Waves, Gravity (Global Warming)

Atmospheric gravity waves are generated by atmospheric disturbances such as storm fronts, strong wind shears, and flow over mountains and play a key role in coupling the lower and upper atmosphere, causing a redistribution of momentum and energy from the troposphere and lower stratosphere into the upper atmospheric regions of the middle stratosphere, mesosphere, and lower thermosphere. Gravity waves trigger convection and induce mixing and transport of atmospheric chemicals such as ozone. Gravity waves typically form within or near the back edge of a precipitation shield. The strongest upward motions of gravity waves occur just following the surface pressure trough and lead to maximum precipitation rates just ahead of the ridge.

Atmospheric gravity waves can occur at all altitudes in the atmosphere and are important for the transport of energy and momentum from one region of the atmosphere to another, to initiate and modulate convection and subsequent hydrological processes, and to inject energy and momentum into the flow. When the gravity wave breaks, the resulting turbulence mixes atmospheric chemicals.

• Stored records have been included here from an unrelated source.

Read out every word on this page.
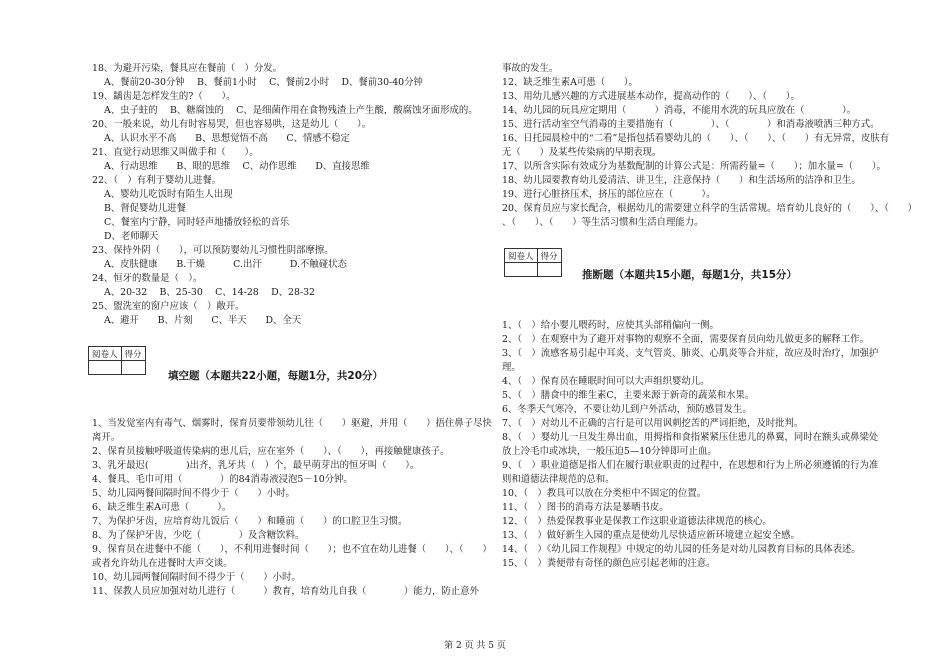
18、为避开污染，餐具应在餐前（　）分发。
A、餐前20-30分钟　 B、餐前1小时　 C、餐前2小时　 D、餐前30-40分钟
19、龋齿是怎样发生的?（　　）。
A、虫子蛀的　 B、糖腐蚀的　 C、是细菌作用在食物残渣上产生酸，酸腐蚀牙面形成的。
20、一般来说，幼儿有时容易哭，但也容易哄，这是幼儿（　　）。
A、认识水平不高　　B、思想觉悟不高　　C、情感不稳定
21、直觉行动思维又叫做手和（　　）。
A、行动思维　　B、眼的思维　 C、动作思维　　D、直接思维
22、（　）有利于婴幼儿进餐。
A、婴幼儿吃饭时有陌生人出现
B、督促婴幼儿进餐
C、餐室内宁静，同时轻声地播放轻松的音乐
D、老师聊天
23、保持外阴（　　），可以预防婴幼儿习惯性阴部摩擦。
A、皮肤健康　　B.干燥　　　C.出汗　　　D.不触碰状态
24、恒牙的数量是（　）。
A、20-32　 B、25-30　 C、14-28　 D、28-32
25、盥洗室的窗户应该（　）敞开。
A、避开　　B、片刻　　C、半天　　D、全天
阅卷人	得分

填空题（本题共22小题，每题1分，共20分）
1、当发觉室内有毒气、烟雾时，保育员要带领幼儿往（　　）驱避，并用（　　）捂住鼻子尽快
离开。
2、保育员接触呼吸道传染病的患儿后，应在室外（　　）、（　　），再接触健康孩子。
3、乳牙最迟(　　　　)出齐，乳牙共（　）个，最早萌芽出的恒牙叫（　　）。
4、餐具、毛巾可用（　　　　）的84消毒液浸泡5－10分钟。
5、幼儿园两餐间隔时间不得少于（　　）小时。
6、缺乏维生素A可患（　　　）。
7、为保护牙齿，应培育幼儿饭后（　　）和睡前（　　）的口腔卫生习惯。
8、为了保护牙齿，少吃（　　　　）及含糖饮料。
9、保育员在进餐中不能（　　），不利用进餐时间（　　）；也不宜在幼儿进餐（　　）、（　　）
或者允许幼儿在进餐时大声交谈。
10、幼儿园两餐间隔时间不得少于（　　）小时。
11、保教人员应加强对幼儿进行（　　　）教育，培育幼儿自我（　　　　）能力，防止意外
事故的发生。
12、缺乏维生素A可患（　　）。
13、用幼儿感兴趣的方式进展基本动作，提高动作的（　　）、（　　）。
14、幼儿园的玩具应定期用（　　　）消毒，不能用水洗的玩具应放在（　　　　）。
15、进行活动室空气消毒的主要措施有（　　　　）、（　　　　）和消毒液喷洒三种方式。
16、日托园晨检中的“二看”是指包括看婴幼儿的（　　）、（　　）、（　　）有无异常，皮肤有
无（　　）及某些传染病的早期表现。
17、以所含实际有效成分为基数配制的计算公式是：所需药量=（　　）；加水量=（　　）。
18、幼儿园要教育幼儿爱清洁、讲卫生，注意保持（　　）和生活场所的洁净和卫生。
19、进行心脏挤压术，挤压的部位应在（　　　）。
20、保育员应与家长配合，根据幼儿的需要建立科学的生活常规。培育幼儿良好的（　　）、（　　）
、（　　）、（　　）等生活习惯和生活自理能力。
阅卷人	得分

推断题（本题共15小题，每题1分，共15分）
1、（　）给小婴儿喂药时，应使其头部稍偏向一侧。
2、（　）在观察中为了避开对事物的观察不全面，需要保育员向幼儿做更多的解释工作。
3、（　）流感客易引起中耳炎、支气管炎、肺炎、心肌炎等合并症，故应及时治疗，加强护
理。
4、（　）保育员在睡眠时间可以大声组织婴幼儿。
5、（　）膳食中的维生素C，主要来源于新奇的蔬菜和水果。
6、冬季天气寒冷，不要让幼儿到户外活动，预防感冒发生。
7、（　）对幼儿不正确的言行是可以用讽刺挖苦的严词拒绝，及时批判。
8、（　）婴幼儿一旦发生鼻出血，用拇指和食指紧紧压住患儿的鼻翼，同时在额头或鼻梁处
放上冷毛巾或冰块，一般压迫5—10分钟即可止血。
9、（　）职业道德是指人们在履行职业职责的过程中，在思想和行为上所必须遵循的行为准
则和道德法律规范的总和。
10、（　）教具可以放在分类柜中不固定的位置。
11、（　）图书的消毒方法是暴晒书皮。
12、（　）热爱保教事业是保教工作这职业道德法律规范的核心。
13、（　）做好新生入园的重点是使幼儿尽快适应新环境建立起安全感。
14、（　）《幼儿园工作规程》中规定的幼儿园的任务是对幼儿园教育目标的具体表述。
15、（　）粪便带有奇怪的颜色应引起老师的注意。
第 2 页 共 5 页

These wave-breaking processes occur globally and affect climate of the mesosphere and stratosphere.

These mesoscale-regional scale processes have global significance because of their accumulative effects from the global distribution of various wave sources. The primary challenges to observational, numerical, and analytical studies are how to better quantify gravity wave excitation as it is related to various tropospheric processes, the global distribution of the wave sources, their propagation and breaking, and the multiscale interactions involving gravity waves.


The difficulty in producing the observed Arctic climate change in models may be a result of not including gravity waves in the models. The most likely energy source mechanisms are latent heat release in deep convection and shear instability, in which waves can extract energy from the jet stream when vertical wind shear is sufficiently strong to reduce the Richardson number below 0.25. Alternatively, wave energy loss can be prevented by an efficient wave duct, which appears to be the most prevalent of the three mechanisms described.

Gravity waves are maintained by wave-ducting processes requiring a layer of static stability (the duct depth near the surface), no critical levels (wind moving in the direction of the wave at the same speed) in the lower stable layer that would absorb the wave’s energy, and a reflecting layer above the stable layer to keep the wave from losing its energy.

Gravity waves can affect an existing cloud pattern in several ways as they propagate: through modulating the cloud pattern, with the development of wave cloud formations, the wave and cloud can propagate in tandem with little effect on the overall cloud pattern. Convection can generate a broad spectrum of waves, ranging from short-period waves excited by the development of convective cells along a thunderstorm gust front to large wavelength disturbances resulting from the release of latent heat in a thunderstorm complex.

The challenge of including gravity waves in global climate models stems from the resolution ability of computers; with increasing computer power, more complex equations over smaller distances can be resolved to examine gravity waves. Current models often use one of the available gravity wave drag parameters and assume a fixed gravity wave source for proper representation of turbulence on the small scale.

The vast spatial and temporal extent of gravity waves has important implications for the atmosphere from the mesoscale to the global scale and poses a stiff challenge to improving weather and climate predictions at all ranges.

An important part of the National Center for Atmospheric Research mission is to understand the coupling of the lower and upper atmosphere through dynamical, chemical, and radiative processes. Sudden stratospheric warming involves dynamical changes on vastly different scales from the troposphere to the lower thermosphere, and thus provides us an opportunity to understand the coupling process. Further wave source sensitivity studies and observations will help to define gravity wave sources and behavior.